Three factors – supply, futures, and Coronavirus all negatives for hog price appreciation. That’s why the pork cut-outs price has to lead the way. Only the reality of an appreciating pork price can push back the negatives.

Last week US packers were aggressive. They handled 2,606,000 up 187,000 from a year ago. We also saw slaughter weights continue to decline. Weights have come down 12 lbs. plus from the May highs. We still can’t rationalize how 3 million-plus pigs are alleged to be backed up across USA but weights continue to drop. We have had hogs four decades, when we backed up hogs, weights went up, not down. Maybe it’s a new paradigm?

In our opinion, the breeding herd continues to decline - the latest week about 68,000. Last year averaged 57,000. We expect every day the number of sows is decreasing.
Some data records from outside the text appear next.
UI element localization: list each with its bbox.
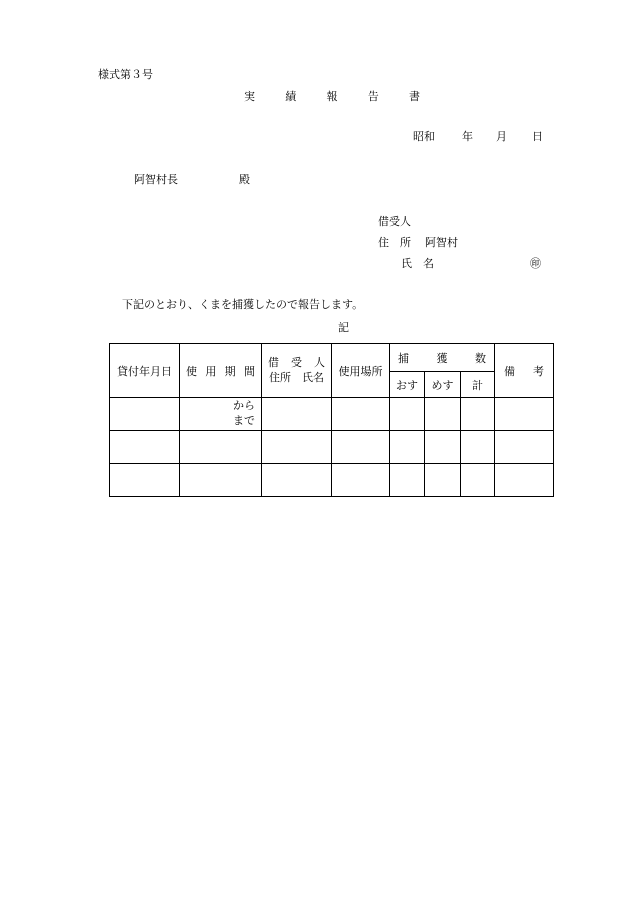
cell-borrower[interactable] <box>262 464 332 497</box>
header-capture-char: 獲 <box>436 351 448 365</box>
cell-place[interactable] <box>332 398 390 431</box>
title-char: 績 <box>285 90 297 103</box>
form-number: 様式第３号 <box>98 68 153 81</box>
title-char: 書 <box>409 90 420 103</box>
cell-lend-date[interactable] <box>110 431 180 464</box>
cell-female[interactable] <box>425 431 461 464</box>
cell-period[interactable] <box>180 398 262 431</box>
date-era: 昭和 <box>413 130 435 143</box>
header-borrower-char: 受 <box>291 356 302 370</box>
cell-lend-date[interactable] <box>110 398 180 431</box>
header-place: 使用場所 <box>332 344 390 398</box>
header-period-char: 使 <box>186 364 197 378</box>
document-title <box>244 91 420 102</box>
date-day-label: 日 <box>532 130 543 143</box>
cell-remarks[interactable] <box>495 398 554 431</box>
table-row <box>110 431 554 464</box>
header-total: 計 <box>461 372 495 398</box>
header-female: めす <box>425 372 461 398</box>
ki-label: 記 <box>338 321 349 334</box>
header-capture <box>390 344 495 372</box>
cell-borrower[interactable] <box>262 398 332 431</box>
cell-lend-date[interactable] <box>110 464 180 497</box>
header-period <box>180 344 262 398</box>
period-from-label: から <box>233 399 255 413</box>
title-char: 実 <box>244 90 255 103</box>
header-borrower <box>262 344 332 398</box>
header-remarks <box>495 344 554 398</box>
cell-total[interactable] <box>461 464 495 497</box>
header-lend-date: 貸付年月日 <box>110 344 180 398</box>
table-row <box>110 398 554 431</box>
borrower-address-label: 住 所 <box>378 236 411 249</box>
header-remarks-char: 考 <box>533 364 545 378</box>
borrower-address-value: 阿智村 <box>425 236 458 249</box>
cell-place[interactable] <box>332 464 390 497</box>
header-male: おす <box>390 372 425 398</box>
cell-female[interactable] <box>425 464 461 497</box>
cell-remarks[interactable] <box>495 431 554 464</box>
addressee-name: 阿智村長 <box>134 173 178 186</box>
title-char: 告 <box>367 90 379 103</box>
cell-male[interactable] <box>390 398 425 431</box>
cell-male[interactable] <box>390 431 425 464</box>
header-borrower-char: 人 <box>314 356 325 370</box>
date-month-label: 月 <box>496 130 507 143</box>
cell-period[interactable] <box>180 431 262 464</box>
header-period-char: 間 <box>243 364 255 378</box>
cell-remarks[interactable] <box>495 464 554 497</box>
header-period-char: 用 <box>205 364 217 378</box>
header-remarks-char: 備 <box>504 364 516 378</box>
cell-borrower[interactable] <box>262 431 332 464</box>
table-row <box>110 464 554 497</box>
cell-place[interactable] <box>332 431 390 464</box>
cell-total[interactable] <box>461 398 495 431</box>
header-borrower-line2: 住所 氏名 <box>269 370 324 384</box>
header-capture-char: 数 <box>475 351 487 365</box>
cell-female[interactable] <box>425 398 461 431</box>
cell-total[interactable] <box>461 431 495 464</box>
addressee-honorific: 殿 <box>239 173 250 186</box>
intro-text: 下記のとおり、くまを捕獲したので報告します。 <box>122 298 364 311</box>
title-char: 報 <box>326 90 338 103</box>
header-period-char: 期 <box>224 364 236 378</box>
cell-period[interactable] <box>180 464 262 497</box>
date-year-label: 年 <box>462 130 473 143</box>
borrower-heading: 借受人 <box>378 215 411 228</box>
header-capture-char: 捕 <box>398 351 409 365</box>
header-borrower-char: 借 <box>268 356 279 370</box>
cell-male[interactable] <box>390 464 425 497</box>
seal-mark: ㊞ <box>530 257 541 270</box>
period-to-label: まで <box>233 414 255 427</box>
borrower-name-label: 氏 名 <box>401 257 434 270</box>
report-table <box>109 343 554 497</box>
Last week we asked the Genesus US sales team to name sow herds liquidated or liquidating. Also who they know who is backed up with hogs. A number of sow herds were named across the Midwest. Few if any backed up hogs in Eastern Corn Belt. In the Western Corn Belt there are some for sure but certainly not all producers. Over the next two weeks watch the hog weights. They're at around 280-282 lbs. now. If average weights go into 270’s it tells us the number of hogs net backed up is next to nothing.

If pork cut-outs continue to climb it will reflect that buyers have to pay more, not that they want to. With gross packer margins good to excellent, we expect packers to keep pushing kill numbers.

The surest cure for low prices is low prices.